Deux journalistes de France 3, Stéphane Taponier et Hervé Ghesquière, qui étaient retenus prisonniers par des « insurgés » en Afghanistan depuis un an et demi ont été libérés et sont rentrés à Paris jeudi matin. On ne peut évidemment que s’en réjouir. Rétrospectivement, on peut peut-être s’interroger sur l’utilisation incessante qui a été de l’expression « prise d’otages« , puisqu’aussitôt descendus de leur avions ils ont affirmé n’avoir jamais été menacés de mort ou maltraités, leur libération ayant toujours été présentée par leurs ravisseur comme une évidence dont seule la date était incertaine. Mais il est vrai que les média parlent de nos jours de « prise d’otages » pour une grève de conducteurs de bus, et qu’il faut donc s’habituer à ce que les mots n’aient plus, dans les média dominants, aucun sens.

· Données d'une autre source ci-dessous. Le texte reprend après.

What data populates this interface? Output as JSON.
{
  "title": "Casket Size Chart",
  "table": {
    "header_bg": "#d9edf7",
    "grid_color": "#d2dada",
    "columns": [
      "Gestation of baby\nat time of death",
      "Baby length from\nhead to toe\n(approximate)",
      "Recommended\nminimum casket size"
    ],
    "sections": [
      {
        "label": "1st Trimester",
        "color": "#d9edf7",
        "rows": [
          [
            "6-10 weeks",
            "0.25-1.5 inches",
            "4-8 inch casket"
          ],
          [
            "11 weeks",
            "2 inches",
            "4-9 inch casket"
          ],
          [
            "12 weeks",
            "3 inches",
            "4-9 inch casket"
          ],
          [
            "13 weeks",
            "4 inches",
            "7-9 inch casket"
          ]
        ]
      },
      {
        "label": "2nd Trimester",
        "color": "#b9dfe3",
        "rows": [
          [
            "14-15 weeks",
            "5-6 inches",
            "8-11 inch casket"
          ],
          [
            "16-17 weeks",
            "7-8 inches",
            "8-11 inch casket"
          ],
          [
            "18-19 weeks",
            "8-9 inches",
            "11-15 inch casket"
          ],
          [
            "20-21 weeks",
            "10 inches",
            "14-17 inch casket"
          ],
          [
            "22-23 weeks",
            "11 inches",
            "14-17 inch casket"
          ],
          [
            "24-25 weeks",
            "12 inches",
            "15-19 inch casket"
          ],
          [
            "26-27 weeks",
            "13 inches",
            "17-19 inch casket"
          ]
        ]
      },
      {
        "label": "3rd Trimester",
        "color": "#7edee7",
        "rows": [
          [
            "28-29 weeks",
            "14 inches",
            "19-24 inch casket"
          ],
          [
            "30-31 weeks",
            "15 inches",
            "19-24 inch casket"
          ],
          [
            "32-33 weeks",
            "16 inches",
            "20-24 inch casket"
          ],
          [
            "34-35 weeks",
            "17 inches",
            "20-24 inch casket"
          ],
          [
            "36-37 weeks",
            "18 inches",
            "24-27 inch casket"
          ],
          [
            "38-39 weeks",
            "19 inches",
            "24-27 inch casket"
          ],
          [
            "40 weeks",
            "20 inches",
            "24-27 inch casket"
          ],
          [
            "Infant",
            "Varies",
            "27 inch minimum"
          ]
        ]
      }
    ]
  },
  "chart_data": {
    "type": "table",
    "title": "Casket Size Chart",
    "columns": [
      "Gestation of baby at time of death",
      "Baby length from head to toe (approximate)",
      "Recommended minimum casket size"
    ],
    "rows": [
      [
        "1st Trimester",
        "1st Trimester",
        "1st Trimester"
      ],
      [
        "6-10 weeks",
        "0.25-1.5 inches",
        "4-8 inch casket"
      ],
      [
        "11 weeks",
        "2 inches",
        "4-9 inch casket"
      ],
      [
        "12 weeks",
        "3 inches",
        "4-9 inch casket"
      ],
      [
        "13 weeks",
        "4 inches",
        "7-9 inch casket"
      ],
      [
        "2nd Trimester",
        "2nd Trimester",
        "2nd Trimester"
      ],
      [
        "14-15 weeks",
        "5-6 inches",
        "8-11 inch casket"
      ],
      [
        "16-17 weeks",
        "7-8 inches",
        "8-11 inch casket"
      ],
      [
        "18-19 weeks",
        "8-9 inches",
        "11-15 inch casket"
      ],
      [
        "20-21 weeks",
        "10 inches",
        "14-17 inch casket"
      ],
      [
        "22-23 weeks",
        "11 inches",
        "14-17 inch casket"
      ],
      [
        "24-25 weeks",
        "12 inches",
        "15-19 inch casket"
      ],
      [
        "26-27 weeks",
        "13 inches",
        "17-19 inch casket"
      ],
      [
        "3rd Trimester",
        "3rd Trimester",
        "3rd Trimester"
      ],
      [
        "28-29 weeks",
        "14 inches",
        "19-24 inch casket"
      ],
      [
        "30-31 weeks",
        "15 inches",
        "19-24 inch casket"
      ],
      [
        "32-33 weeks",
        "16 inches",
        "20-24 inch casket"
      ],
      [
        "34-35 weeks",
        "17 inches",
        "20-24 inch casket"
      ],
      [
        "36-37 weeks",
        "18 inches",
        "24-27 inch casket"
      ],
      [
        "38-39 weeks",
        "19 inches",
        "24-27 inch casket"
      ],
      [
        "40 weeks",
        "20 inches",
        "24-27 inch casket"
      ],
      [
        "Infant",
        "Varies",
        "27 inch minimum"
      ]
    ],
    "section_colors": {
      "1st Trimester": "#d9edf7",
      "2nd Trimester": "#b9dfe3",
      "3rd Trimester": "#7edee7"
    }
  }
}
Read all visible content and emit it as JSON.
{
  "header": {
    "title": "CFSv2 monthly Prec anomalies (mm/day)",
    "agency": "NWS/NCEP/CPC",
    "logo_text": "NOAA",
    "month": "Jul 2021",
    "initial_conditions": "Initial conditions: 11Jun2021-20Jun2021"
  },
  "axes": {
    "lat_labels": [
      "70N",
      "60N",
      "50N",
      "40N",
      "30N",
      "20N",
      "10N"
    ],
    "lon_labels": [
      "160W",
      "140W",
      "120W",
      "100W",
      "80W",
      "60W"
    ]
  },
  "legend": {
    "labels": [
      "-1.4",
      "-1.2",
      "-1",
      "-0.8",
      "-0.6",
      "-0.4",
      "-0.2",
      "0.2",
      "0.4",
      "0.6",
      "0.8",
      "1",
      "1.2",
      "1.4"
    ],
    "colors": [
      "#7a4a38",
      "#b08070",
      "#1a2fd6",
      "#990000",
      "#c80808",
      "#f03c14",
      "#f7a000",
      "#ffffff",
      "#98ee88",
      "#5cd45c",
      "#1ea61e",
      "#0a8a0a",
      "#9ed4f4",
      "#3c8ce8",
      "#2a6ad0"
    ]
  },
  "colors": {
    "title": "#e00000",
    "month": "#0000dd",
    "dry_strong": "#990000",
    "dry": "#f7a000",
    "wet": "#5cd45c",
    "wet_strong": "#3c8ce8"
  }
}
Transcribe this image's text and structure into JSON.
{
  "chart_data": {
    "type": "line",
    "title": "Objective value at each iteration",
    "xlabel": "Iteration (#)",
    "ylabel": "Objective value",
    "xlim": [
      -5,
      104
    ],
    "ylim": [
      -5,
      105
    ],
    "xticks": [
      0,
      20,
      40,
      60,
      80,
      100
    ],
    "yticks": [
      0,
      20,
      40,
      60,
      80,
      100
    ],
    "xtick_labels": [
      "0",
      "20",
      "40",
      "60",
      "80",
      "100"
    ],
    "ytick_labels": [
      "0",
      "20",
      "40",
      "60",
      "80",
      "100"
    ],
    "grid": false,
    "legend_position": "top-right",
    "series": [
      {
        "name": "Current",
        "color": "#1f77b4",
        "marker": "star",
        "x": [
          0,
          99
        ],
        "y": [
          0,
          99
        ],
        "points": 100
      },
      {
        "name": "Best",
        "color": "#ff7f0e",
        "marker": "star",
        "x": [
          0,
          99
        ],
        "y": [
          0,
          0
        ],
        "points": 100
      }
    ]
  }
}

Il faut cependant s’arrêter un instant sur la promptitude de prétendus journalistes, qu’on répugnera à qualifier ici, qui ont profité de l’occasion de la libération de Stéphane Taponier et Hervé Ghesquière pour se mettre une fois de plus et comme de coutume au service de la propagande de guerre israélienne.

Sur France 2, mercredi soir, dans une séquence passant en revue « les autres otages français toujours détenus dans le monde« , le cas du soldat israélien Gilad Shalit a été purement et simplement assimilé à celui des Français kidnappés au Niger par Al Qaeda au Maghreb Islamique.

Shalit, qui a certes la nationalité française mais n’était évidemment pas visé pour cela, n’était ni un journaliste, ni un travailleurs d’une ONG humanitaire, ni même un employé d’AREVA chargé de piller les ressources du sous-sol africain, c’était un soldat appartenant à une armée d’occupation coupable de milliers de crimes de guerre, fait prisonnier en opération dans une zone où les Palestiniens se font chaque jour tirer comme des lapins sans sommations s’ils approchent de la « frontière » à moins de 500 m. à 1 km, selon les endroits. Et ce n’est pas un uniforme français qu’il portait lorsqu’un commando palestinien l’a capturé.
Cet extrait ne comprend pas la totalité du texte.